The original posting is about new tools and algorithms, with some more analysis. Well beyond my background from undergrad courses in LP and OR, but probably more relevant and insightful to you.

[0] https://news.ycombinator.com/item?id=41609670


The tools probably have changed but the fundamental language is the same. The same way that you need to wire your brain to see how a problem can be casted as a dynamic programming one, you also need to learn how to formulate problems as integer/linear programming ones.

For example all of the "hard" leetcode problems can be casted as math programming ones. But the interviewers will not appreciate this solution approach lol.

Once you conquer the logic/language then learning the tools is the easy part.


> But the interviewers will not appreciate this solution approach lol.

I once witnessed a programmer with a PhD in Maths find closed form formulas for a lot of questions where it was expected to write some code with loops building/accumulating a result. As a simple example, to explain what was going on, if the question would be "calculate the 100th fibonacci number", she would just use Binet's formula to do so (as opposed to using a loop). I was rather impressed how often that happened.

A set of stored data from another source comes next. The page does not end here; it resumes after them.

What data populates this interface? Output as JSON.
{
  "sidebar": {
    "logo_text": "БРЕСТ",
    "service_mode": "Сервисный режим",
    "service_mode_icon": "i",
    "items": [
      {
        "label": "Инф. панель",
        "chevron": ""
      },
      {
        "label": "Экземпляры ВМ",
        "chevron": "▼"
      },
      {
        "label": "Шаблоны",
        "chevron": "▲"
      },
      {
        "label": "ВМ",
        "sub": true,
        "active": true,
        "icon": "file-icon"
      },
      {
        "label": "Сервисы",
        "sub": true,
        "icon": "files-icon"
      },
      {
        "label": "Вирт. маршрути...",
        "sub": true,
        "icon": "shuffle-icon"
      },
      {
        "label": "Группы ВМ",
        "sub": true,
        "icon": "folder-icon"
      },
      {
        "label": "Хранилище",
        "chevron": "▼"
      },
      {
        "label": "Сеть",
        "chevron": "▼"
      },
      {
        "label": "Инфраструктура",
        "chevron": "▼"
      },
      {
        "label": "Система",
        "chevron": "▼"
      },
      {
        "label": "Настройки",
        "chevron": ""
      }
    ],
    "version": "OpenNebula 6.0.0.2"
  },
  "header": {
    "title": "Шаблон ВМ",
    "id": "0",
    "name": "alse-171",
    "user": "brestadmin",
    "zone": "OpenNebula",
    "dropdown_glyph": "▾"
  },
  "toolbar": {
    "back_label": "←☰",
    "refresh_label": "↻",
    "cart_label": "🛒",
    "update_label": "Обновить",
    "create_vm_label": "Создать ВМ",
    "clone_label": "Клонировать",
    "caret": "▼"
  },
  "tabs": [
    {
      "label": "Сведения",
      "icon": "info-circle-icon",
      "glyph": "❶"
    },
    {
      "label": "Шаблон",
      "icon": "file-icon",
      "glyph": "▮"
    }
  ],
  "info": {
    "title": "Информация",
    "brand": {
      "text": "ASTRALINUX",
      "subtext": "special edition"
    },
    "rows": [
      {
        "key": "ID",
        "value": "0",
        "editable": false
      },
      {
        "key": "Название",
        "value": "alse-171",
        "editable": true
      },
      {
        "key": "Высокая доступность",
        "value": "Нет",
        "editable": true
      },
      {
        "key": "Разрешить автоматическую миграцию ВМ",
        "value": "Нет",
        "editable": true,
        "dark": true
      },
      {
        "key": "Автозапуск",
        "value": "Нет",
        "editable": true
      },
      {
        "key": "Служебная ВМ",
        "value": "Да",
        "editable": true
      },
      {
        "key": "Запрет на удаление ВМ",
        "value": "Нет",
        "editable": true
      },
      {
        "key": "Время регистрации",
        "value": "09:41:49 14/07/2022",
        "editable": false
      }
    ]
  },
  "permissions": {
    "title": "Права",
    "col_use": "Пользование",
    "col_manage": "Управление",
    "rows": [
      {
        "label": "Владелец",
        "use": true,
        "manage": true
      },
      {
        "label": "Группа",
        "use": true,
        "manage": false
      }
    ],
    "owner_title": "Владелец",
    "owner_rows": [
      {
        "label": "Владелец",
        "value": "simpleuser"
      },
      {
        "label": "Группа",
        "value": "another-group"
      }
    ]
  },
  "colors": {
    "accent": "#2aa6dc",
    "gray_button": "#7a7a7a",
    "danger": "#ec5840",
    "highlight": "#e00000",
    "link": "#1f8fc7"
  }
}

TBF Binet's formula is astonishing

Based on the code output in the book, it is old. But the book seems pretty easy to follow even if you are not strong in math. Hopefully, in the near future I will be able to pass a book like this to an LLM and have it enrich it with code examples in a programming language I am familiar with.

Do you have a recommendation for a modern text?

Can you share an example of change you are referring to? The topics looks on this book look pedagogical.